The minister’s statements came after the Competition Commission of India ordered a probe into alleged competition law violations by Amazon and Walmart Inc.’s Flipkart on Monday, accusing the companies of unfair trade practices, and giving preference to select sellers.
“India allows foreign investments in [an] e-commerce market place model and in this model buyers and sellers are free to trade, but the market place player cannot own the inventory, or they cannot determine prices,” the minister said on Thursday, noting that India had strict rules for foreign direct investment in multibrand retailing, and that “anybody who tries to use the e-commerce market place model to get into the multibrand retail space surreptitiously will have to be questioned and investigate.”
Bezos has kept his earlier commitments, having invested $5.5 billion in Amazon India since it was launched in 2013, making for fast growth in the last six years.
At that time Flipkart was the clear market leader.
Since then, Walmart invested $16 billion in Flipkart, and both Amazon and Flipkart have been racing ahead claiming top spot in the e-commerce segment in India.
Both companies have been growing their reach, adding suppliers, improving their edge on delivery, and offering discounted sales events to the delight of consumers. Their festive season sales — Flipkart’s The Big Billion Days, and Amazon India’s Great Indian Festival were estimated to have earned the two companies an approximate $3 billion of gross merchandise value during a six-day period in 2019, according to industry analysts, up 30 percent over the previous year.

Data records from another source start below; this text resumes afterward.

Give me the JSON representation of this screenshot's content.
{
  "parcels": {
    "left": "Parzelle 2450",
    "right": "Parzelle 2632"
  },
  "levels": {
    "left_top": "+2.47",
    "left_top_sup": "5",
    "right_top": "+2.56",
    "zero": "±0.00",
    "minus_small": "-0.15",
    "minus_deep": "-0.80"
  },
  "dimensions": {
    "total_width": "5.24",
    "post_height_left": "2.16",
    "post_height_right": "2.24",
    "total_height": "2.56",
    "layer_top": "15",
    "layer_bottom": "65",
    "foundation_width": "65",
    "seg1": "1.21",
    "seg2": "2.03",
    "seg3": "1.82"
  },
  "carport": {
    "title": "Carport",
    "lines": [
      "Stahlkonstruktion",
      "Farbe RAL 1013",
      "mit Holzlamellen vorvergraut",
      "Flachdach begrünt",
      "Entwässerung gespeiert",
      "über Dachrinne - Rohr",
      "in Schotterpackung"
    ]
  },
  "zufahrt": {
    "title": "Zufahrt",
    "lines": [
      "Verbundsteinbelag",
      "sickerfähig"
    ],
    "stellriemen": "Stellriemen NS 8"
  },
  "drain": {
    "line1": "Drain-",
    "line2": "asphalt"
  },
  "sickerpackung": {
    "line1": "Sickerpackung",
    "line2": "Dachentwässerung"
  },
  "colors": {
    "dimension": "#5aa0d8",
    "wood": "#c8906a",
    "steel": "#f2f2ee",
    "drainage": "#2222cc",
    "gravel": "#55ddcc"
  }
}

Many small business players at the New Delhi event welcomed the idea of additional funding, along with the scale and size of this first Smbhav event. Bezos was clear about the uses of the additional investment. “The $1 billion commitment would be to help grow the small and medium businesses, to export the goods made in India across Amazon’s global markets. This initiative will use Amazon’s global footprint to create $10 billion in Indian exports by 2025,” he said.
It is clear that Amazon looks at India as a market for the future, with the growing middle class, and the fast-growing Internet penetration. But profits are still evasive: Amazon India’s wholesale and marketplace entities posted a loss of around 58 billion rupees, or $817 million, for the financial ended March 31.
Meanwhile, Amazon has also been making other ties in retail — buying 5 percent in department store chain Shoppers Stop in 2017, and a recent stake in retail chain the Future Group in August 2019. These ties are noteworthy as retail in India is growing fast, with the $800 billion Indian retail market expected to hit $1 trillion by the end of 2020. Although e-commerce is still modest, at an approximate $45 billion in 2019, it is expected to reach $200 billion by 2026.
Whether Amazon will be able to field the protests by traders across the country, and the government investigation as well as keep it’s positioning in this intensely competitive market remains to be seen.
But Bezos — who during his visit flew kites with children, lit ceremonial lamps, talked up retail growth in India and fought back against idea of being an economic terrorist — is making clear that he intends to work his way through the great Indian retail story in 2020, and beyond.